A valorização das boas práticas culturais pelo agricultor, para garantir que o produto não contenha resíduos prejudiciais à saúde do consumidor, passa a ser fundamental, sob pena desse ser discriminado e excluído do mercado. Isso implica na adoção de uma série de medidas integradas, entretanto, uma das mais cruciais compreende a seleção e o uso de sementes com boa qualidade fitossanitária.

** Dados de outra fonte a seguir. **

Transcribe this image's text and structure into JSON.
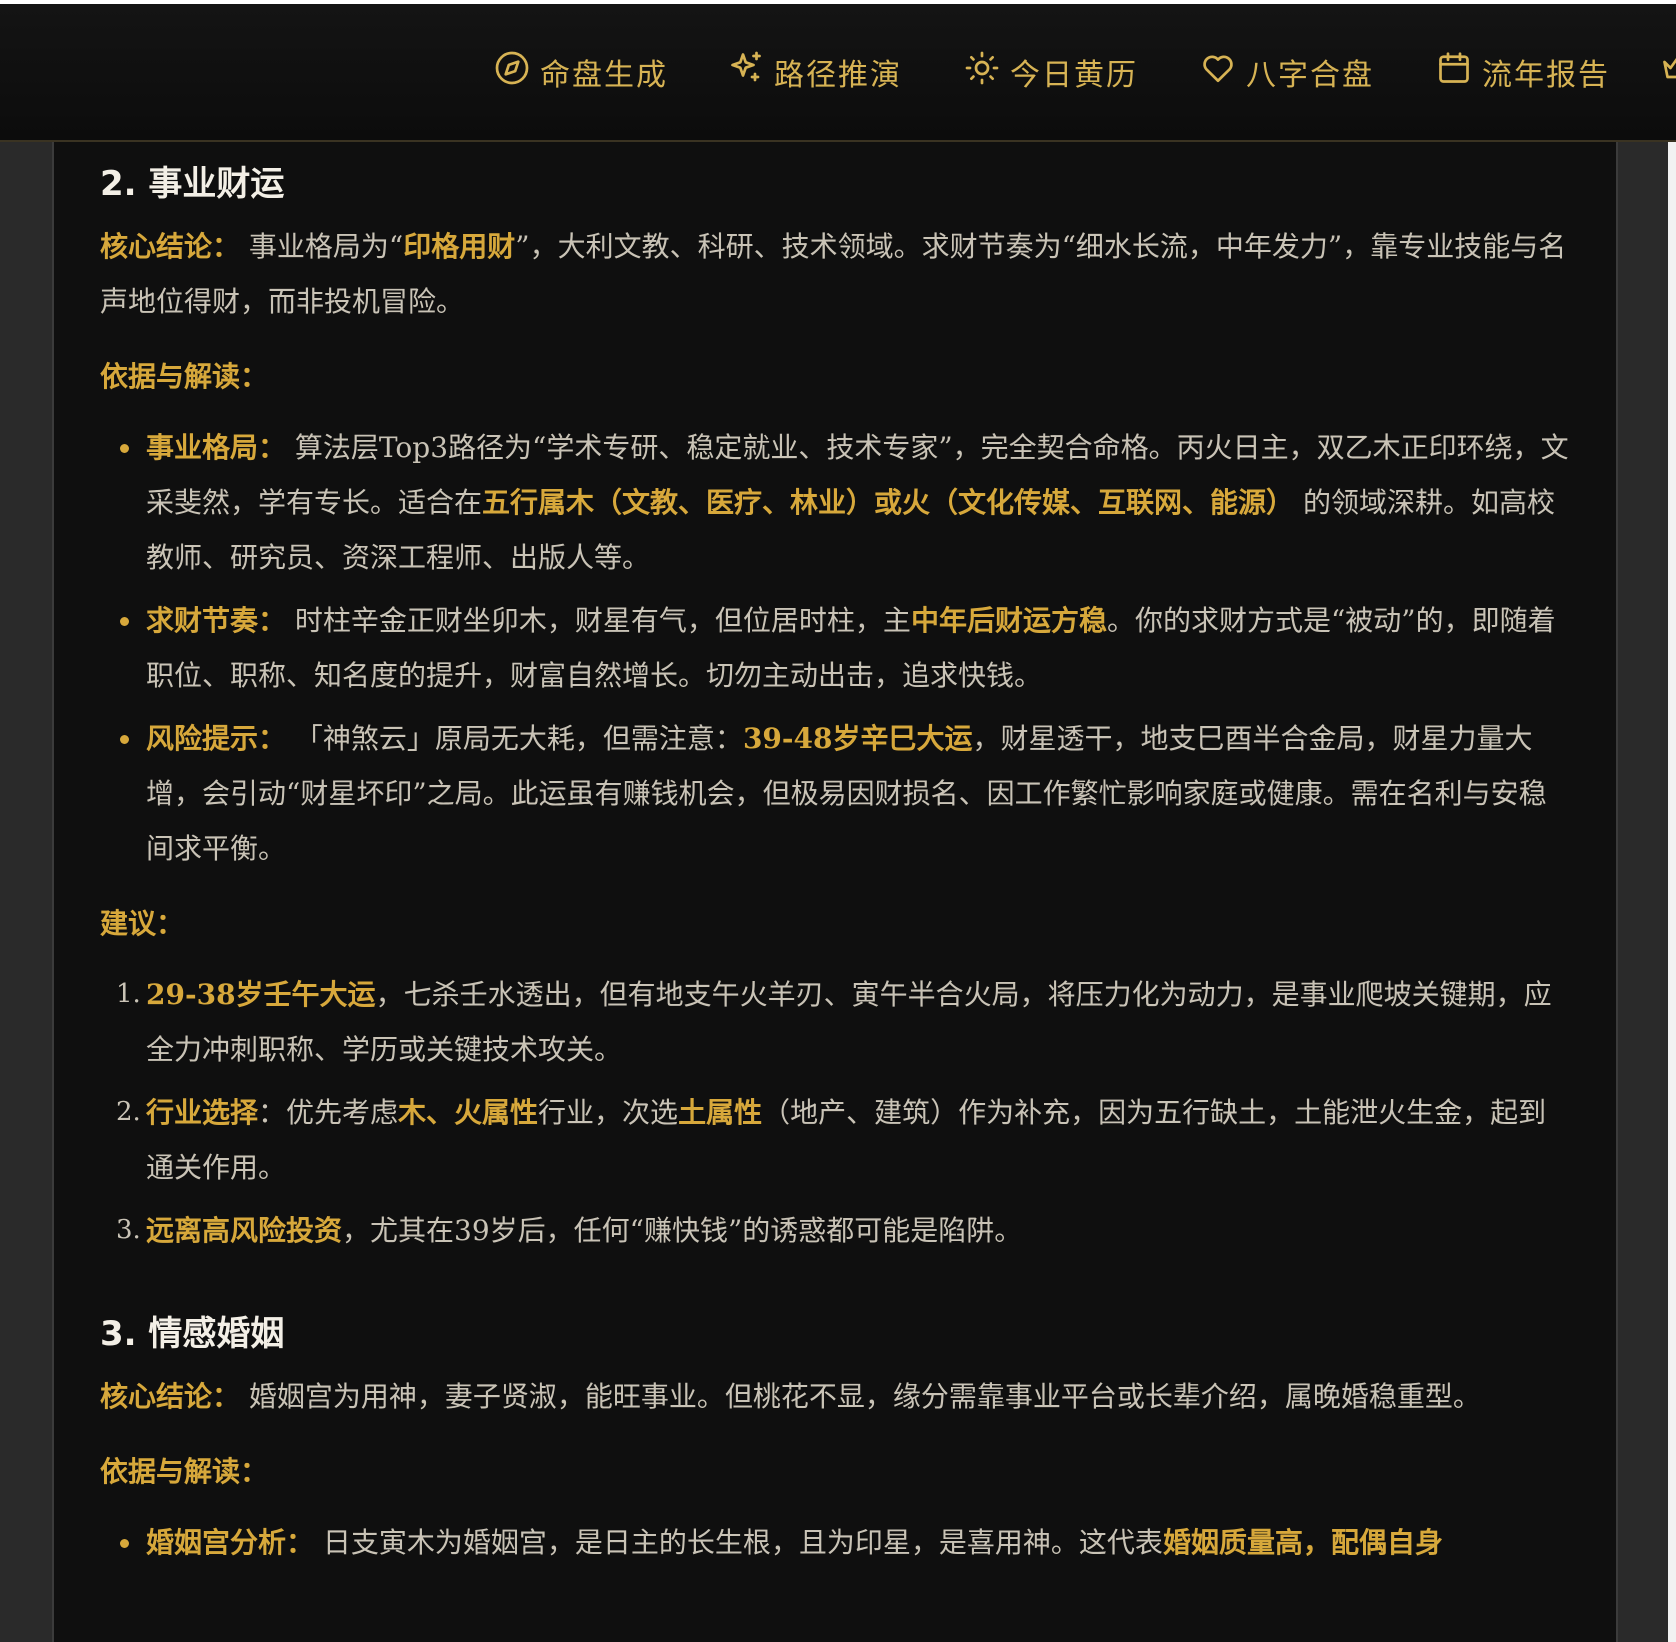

Patógenos importantes para a cultura da batata, como fungos, nematóides, bactérias e vírus, são capazes de causar doenças que podem ser perpetuadas pelas sementes, provocando perdas significativas. Destaque especial precisa ser dado aos vírus que, depois de introduzidos numa cultura, não possuem controle curativo e se disseminam muito facilmente de uma planta para outra, reduzindo a qualidade e quantidade de produção.

Com a globalização, o livre trânsito de mercadoria entre países facilita a entrada de patógenos ou mesmo raças e/ou isolados ainda não existentes no Brasil. Acontecimentos recentes têm mostrado aos bataticultores a importância do controle da sanidade de sementes importadas. Até 1994, o único vírus importante para essa cultura no Brasil era o do enrolamento da folha da batata (Potato leafroll virus – PLRV), porém a introdução de um novo isolado da estirpe necrótica do vírus Y (Potato virus Y – PVY), denominada na ocasião de PVYNBr, através de sementes de Achat e Baraka importadas, mudaram bruscamente esse quadro. Incidências de PVY superiores a 60%, na primeira remultiplicação das sementes importadas em campo, passaram a ser detectadas simultaneamente em todos os campos dos Estados produtores de sementes do país, e estudos mostraram que as perdas apresentadas pela planta infectada eram da ordem de 50% (Figueira & Pinto, 1995 – Fitop. Bras.20:299; Figueira et al., 1996- Phytopathology, 86: S85). Para não haver a condenação de mais de 50% dos campos mineiros, a tolerância do índice de PVY nas sementes teve de ser aumentada para 12% no período de 1996 a 1998.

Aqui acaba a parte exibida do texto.